# How to identify "Grain" in aluminum



## scroc (Jan 16, 2017)

Hey men, I recently purchased some 7075 plate and blocks from my metal dealer and the blocks were marked with arrows showing how the grain ran.
 I cut some pieces on the bandsaw and squared them up on the lathe but was unable to notice any differences in finish or machineing quality while working with this material.
My question is how do I identify how the grain runs and does it make any difference in finish or strength?
steve


----------



## Longboy (Jan 17, 2017)

From what I am reading, "grain" in metallurgy isn't referring to a visible direction like found in a piece of wood. Rather a multi step process of tempering. The grain size determining the strength of the material. However the material can be rolled to a grain alignment for specific properties. I see terms of process like "eta precipitates" and "eta phase" but don't understand the nomenclature in my kwikie look up! If you are building aviation or marine items.....it matters. Modeling.....unlikely!

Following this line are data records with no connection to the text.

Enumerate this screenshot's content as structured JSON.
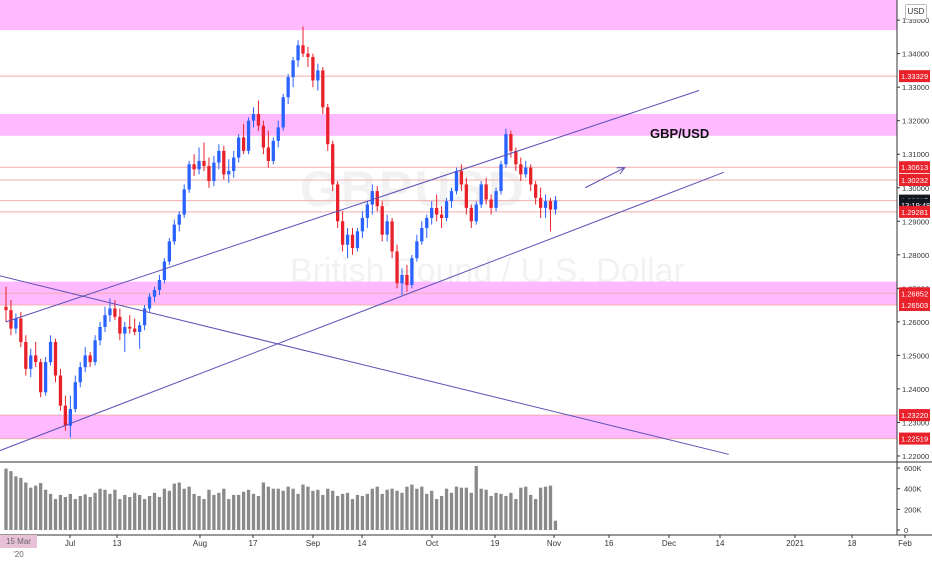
{
  "header": {
    "pair_label": "GBP/USD",
    "currency_badge": "USD",
    "watermark_symbol": "GBPUSD",
    "watermark_description": "British Pound / U.S. Dollar"
  },
  "colors": {
    "up": "#2962ff",
    "down": "#e8212b",
    "zone": "#ff80ff",
    "trendline": "#5b4fb5",
    "volume": "#8a8a8a",
    "price_line": "#f3aeb1"
  },
  "chart_data": {
    "type": "candlestick",
    "price_axis": {
      "ticks": [
        "1.35000",
        "1.34000",
        "1.33000",
        "1.32000",
        "1.31000",
        "1.30000",
        "1.29000",
        "1.28000",
        "1.27000",
        "1.26000",
        "1.25000",
        "1.24000",
        "1.23000",
        "1.22000"
      ],
      "ylim": [
        1.2188,
        1.356
      ]
    },
    "volume_axis": {
      "ticks": [
        "600K",
        "400K",
        "200K",
        "0"
      ],
      "ylim": [
        0,
        620000
      ]
    },
    "time_axis": {
      "labels": [
        "15",
        "Jul",
        "13",
        "Aug",
        "17",
        "Sep",
        "14",
        "Oct",
        "19",
        "Nov",
        "16",
        "Dec",
        "14",
        "2021",
        "18",
        "Feb"
      ]
    },
    "price_labels": [
      {
        "text": "1.33329",
        "value": 1.33329,
        "kind": "level"
      },
      {
        "text": "1.30613",
        "value": 1.30613,
        "kind": "level"
      },
      {
        "text": "1.30232",
        "value": 1.30232,
        "kind": "level"
      },
      {
        "text": "1.29617",
        "value": 1.29617,
        "kind": "last"
      },
      {
        "text": "13:19:48",
        "value": 1.29488,
        "kind": "countdown"
      },
      {
        "text": "1.29281",
        "value": 1.29281,
        "kind": "level"
      },
      {
        "text": "1.26852",
        "value": 1.26852,
        "kind": "level"
      },
      {
        "text": "1.26503",
        "value": 1.26503,
        "kind": "level"
      },
      {
        "text": "1.23220",
        "value": 1.2322,
        "kind": "level"
      },
      {
        "text": "1.22519",
        "value": 1.22519,
        "kind": "level"
      }
    ],
    "horizontal_lines": [
      1.33329,
      1.30613,
      1.30232,
      1.29617,
      1.29281,
      1.26852,
      1.26503,
      1.2322,
      1.22519
    ],
    "zones": [
      {
        "from": 1.347,
        "to": 1.356
      },
      {
        "from": 1.3155,
        "to": 1.322
      },
      {
        "from": 1.265,
        "to": 1.272
      },
      {
        "from": 1.2252,
        "to": 1.2322
      }
    ],
    "date_badge": "15 Mar '20",
    "candles": [
      [
        1.2645,
        1.2705,
        1.26,
        1.2635
      ],
      [
        1.2635,
        1.2665,
        1.256,
        1.258
      ],
      [
        1.258,
        1.2625,
        1.2565,
        1.261
      ],
      [
        1.261,
        1.263,
        1.2525,
        1.254
      ],
      [
        1.254,
        1.256,
        1.244,
        1.246
      ],
      [
        1.246,
        1.252,
        1.2435,
        1.25
      ],
      [
        1.25,
        1.254,
        1.2465,
        1.248
      ],
      [
        1.248,
        1.249,
        1.2375,
        1.239
      ],
      [
        1.239,
        1.2495,
        1.238,
        1.248
      ],
      [
        1.248,
        1.256,
        1.247,
        1.254
      ],
      [
        1.254,
        1.255,
        1.242,
        1.244
      ],
      [
        1.244,
        1.246,
        1.2335,
        1.235
      ],
      [
        1.235,
        1.238,
        1.2275,
        1.229
      ],
      [
        1.229,
        1.238,
        1.2256,
        1.234
      ],
      [
        1.234,
        1.244,
        1.233,
        1.242
      ],
      [
        1.242,
        1.248,
        1.2405,
        1.2465
      ],
      [
        1.2465,
        1.2525,
        1.245,
        1.25
      ],
      [
        1.25,
        1.251,
        1.2465,
        1.248
      ],
      [
        1.248,
        1.256,
        1.247,
        1.2545
      ],
      [
        1.2545,
        1.26,
        1.253,
        1.2585
      ],
      [
        1.2585,
        1.2645,
        1.257,
        1.262
      ],
      [
        1.262,
        1.267,
        1.26,
        1.264
      ],
      [
        1.264,
        1.2665,
        1.2605,
        1.2615
      ],
      [
        1.2615,
        1.264,
        1.2545,
        1.2565
      ],
      [
        1.2565,
        1.26,
        1.251,
        1.2585
      ],
      [
        1.2585,
        1.262,
        1.2565,
        1.258
      ],
      [
        1.258,
        1.261,
        1.256,
        1.257
      ],
      [
        1.257,
        1.26,
        1.252,
        1.259
      ],
      [
        1.259,
        1.265,
        1.2575,
        1.264
      ],
      [
        1.264,
        1.2685,
        1.263,
        1.2675
      ],
      [
        1.2675,
        1.2705,
        1.266,
        1.2695
      ],
      [
        1.2695,
        1.274,
        1.268,
        1.2725
      ],
      [
        1.2725,
        1.279,
        1.2715,
        1.278
      ],
      [
        1.278,
        1.285,
        1.277,
        1.284
      ],
      [
        1.284,
        1.2905,
        1.283,
        1.289
      ],
      [
        1.289,
        1.293,
        1.287,
        1.292
      ],
      [
        1.292,
        1.301,
        1.291,
        1.2995
      ],
      [
        1.2995,
        1.308,
        1.2985,
        1.307
      ],
      [
        1.307,
        1.31,
        1.3035,
        1.3055
      ],
      [
        1.3055,
        1.312,
        1.304,
        1.308
      ],
      [
        1.308,
        1.3135,
        1.305,
        1.3065
      ],
      [
        1.3065,
        1.309,
        1.3,
        1.302
      ],
      [
        1.302,
        1.3095,
        1.3005,
        1.3075
      ],
      [
        1.3075,
        1.313,
        1.3055,
        1.311
      ],
      [
        1.311,
        1.3125,
        1.3025,
        1.304
      ],
      [
        1.304,
        1.3085,
        1.3015,
        1.305
      ],
      [
        1.305,
        1.311,
        1.303,
        1.309
      ],
      [
        1.309,
        1.316,
        1.3075,
        1.315
      ],
      [
        1.315,
        1.319,
        1.31,
        1.311
      ],
      [
        1.311,
        1.321,
        1.31,
        1.32
      ],
      [
        1.32,
        1.324,
        1.318,
        1.322
      ],
      [
        1.322,
        1.326,
        1.317,
        1.3185
      ],
      [
        1.3185,
        1.32,
        1.31,
        1.312
      ],
      [
        1.312,
        1.317,
        1.306,
        1.308
      ],
      [
        1.308,
        1.315,
        1.307,
        1.314
      ],
      [
        1.314,
        1.32,
        1.312,
        1.318
      ],
      [
        1.318,
        1.328,
        1.317,
        1.327
      ],
      [
        1.327,
        1.334,
        1.325,
        1.333
      ],
      [
        1.333,
        1.339,
        1.33,
        1.338
      ],
      [
        1.338,
        1.344,
        1.336,
        1.3425
      ],
      [
        1.3425,
        1.3481,
        1.339,
        1.34
      ],
      [
        1.34,
        1.342,
        1.336,
        1.339
      ],
      [
        1.339,
        1.34,
        1.33,
        1.332
      ],
      [
        1.332,
        1.337,
        1.329,
        1.335
      ],
      [
        1.335,
        1.336,
        1.322,
        1.324
      ],
      [
        1.324,
        1.325,
        1.311,
        1.313
      ],
      [
        1.313,
        1.314,
        1.299,
        1.301
      ],
      [
        1.301,
        1.302,
        1.288,
        1.29
      ],
      [
        1.29,
        1.293,
        1.281,
        1.283
      ],
      [
        1.283,
        1.288,
        1.279,
        1.286
      ],
      [
        1.286,
        1.288,
        1.28,
        1.282
      ],
      [
        1.282,
        1.288,
        1.281,
        1.287
      ],
      [
        1.287,
        1.293,
        1.285,
        1.291
      ],
      [
        1.291,
        1.296,
        1.288,
        1.295
      ],
      [
        1.295,
        1.301,
        1.292,
        1.299
      ],
      [
        1.299,
        1.3005,
        1.293,
        1.2945
      ],
      [
        1.2945,
        1.296,
        1.284,
        1.286
      ],
      [
        1.286,
        1.292,
        1.284,
        1.29
      ],
      [
        1.29,
        1.291,
        1.279,
        1.281
      ],
      [
        1.281,
        1.283,
        1.27,
        1.2715
      ],
      [
        1.2715,
        1.276,
        1.268,
        1.274
      ],
      [
        1.274,
        1.277,
        1.269,
        1.271
      ],
      [
        1.271,
        1.28,
        1.27,
        1.279
      ],
      [
        1.279,
        1.286,
        1.278,
        1.284
      ],
      [
        1.284,
        1.29,
        1.283,
        1.288
      ],
      [
        1.288,
        1.292,
        1.285,
        1.291
      ],
      [
        1.291,
        1.296,
        1.289,
        1.294
      ],
      [
        1.294,
        1.298,
        1.29,
        1.292
      ],
      [
        1.292,
        1.2945,
        1.288,
        1.291
      ],
      [
        1.291,
        1.297,
        1.29,
        1.296
      ],
      [
        1.296,
        1.3,
        1.294,
        1.299
      ],
      [
        1.299,
        1.306,
        1.298,
        1.305
      ],
      [
        1.305,
        1.307,
        1.299,
        1.301
      ],
      [
        1.301,
        1.303,
        1.292,
        1.294
      ],
      [
        1.294,
        1.295,
        1.288,
        1.29
      ],
      [
        1.29,
        1.296,
        1.289,
        1.295
      ],
      [
        1.295,
        1.302,
        1.294,
        1.301
      ],
      [
        1.301,
        1.303,
        1.295,
        1.2965
      ],
      [
        1.2965,
        1.298,
        1.292,
        1.294
      ],
      [
        1.294,
        1.3,
        1.293,
        1.299
      ],
      [
        1.299,
        1.308,
        1.298,
        1.307
      ],
      [
        1.307,
        1.3176,
        1.306,
        1.316
      ],
      [
        1.316,
        1.317,
        1.309,
        1.311
      ],
      [
        1.311,
        1.312,
        1.305,
        1.307
      ],
      [
        1.307,
        1.309,
        1.302,
        1.304
      ],
      [
        1.304,
        1.308,
        1.303,
        1.306
      ],
      [
        1.306,
        1.307,
        1.299,
        1.301
      ],
      [
        1.301,
        1.302,
        1.295,
        1.297
      ],
      [
        1.297,
        1.3,
        1.291,
        1.294
      ],
      [
        1.294,
        1.298,
        1.291,
        1.296
      ],
      [
        1.296,
        1.297,
        1.287,
        1.2935
      ],
      [
        1.2935,
        1.2975,
        1.292,
        1.2962
      ]
    ],
    "volumes": [
      595000,
      570000,
      520000,
      505000,
      460000,
      410000,
      430000,
      455000,
      390000,
      350000,
      300000,
      340000,
      320000,
      350000,
      300000,
      330000,
      345000,
      320000,
      360000,
      400000,
      390000,
      350000,
      390000,
      300000,
      340000,
      320000,
      360000,
      340000,
      300000,
      330000,
      360000,
      320000,
      400000,
      380000,
      450000,
      460000,
      400000,
      420000,
      350000,
      330000,
      300000,
      390000,
      340000,
      360000,
      400000,
      300000,
      340000,
      340000,
      370000,
      390000,
      350000,
      330000,
      460000,
      420000,
      400000,
      400000,
      380000,
      420000,
      400000,
      350000,
      440000,
      420000,
      380000,
      390000,
      340000,
      400000,
      380000,
      330000,
      350000,
      360000,
      300000,
      340000,
      330000,
      350000,
      400000,
      420000,
      350000,
      390000,
      400000,
      380000,
      360000,
      420000,
      440000,
      400000,
      420000,
      350000,
      380000,
      300000,
      330000,
      400000,
      360000,
      420000,
      410000,
      410000,
      360000,
      620000,
      400000,
      390000,
      330000,
      360000,
      350000,
      330000,
      360000,
      300000,
      410000,
      420000,
      340000,
      300000,
      410000,
      420000,
      430000,
      90000
    ],
    "lines": [
      {
        "role": "channel-lower",
        "from": {
          "bar": -12,
          "price": 1.2155
        },
        "to": {
          "bar": 145,
          "price": 1.3046
        }
      },
      {
        "role": "channel-upper",
        "from": {
          "bar": 0,
          "price": 1.26
        },
        "to": {
          "bar": 140,
          "price": 1.329
        }
      },
      {
        "role": "long-term-descending",
        "from": {
          "bar": -2,
          "price": 1.274
        },
        "to": {
          "bar": 146,
          "price": 1.2205
        }
      }
    ],
    "arrows": [
      {
        "role": "forecast-up",
        "from": {
          "bar": 117,
          "price": 1.3
        },
        "to": {
          "bar": 125,
          "price": 1.306
        }
      }
    ]
  }
}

https://www.britannica.com/science/grain-solid
https://en.wikipedia.org/wiki/7075_aluminium_alloy


----------



## bobm985 (Jan 17, 2017)

Grain is usually only a factor when bending.  Tighter bends can be made across the grain without cracking, and must be considered when the bend radius is less than twice the thickness, depending on the material and its hardness.  Books on presswork can provide specifics.  Grain direction is the same as the rolling direction, lengthwise.
Regards,
Bob


----------



## Chiptosser (Jan 17, 2017)

For hobbyist applications, you don't have to worry about the grain direction.

Unless you are making something 5,10,20 feet long and exposed to many flex cycles.


----------



## bazmak (Jan 17, 2017)

Certain alum alloys should be folded across the grain.If folded with the grain
it weakens the metal and even cracks.If my memory serves me correctly
what we used to call duraluminiun was prone.Also certain alloys work/age harden which also causes problem.No experience but the aircraft industry
has very strict stds


----------



## Nick Hulme (Jan 18, 2017)

Etchants for Aluminium alloys usually include HF so I don't think home metallurgy/microscopy is a practical option ;-)


----------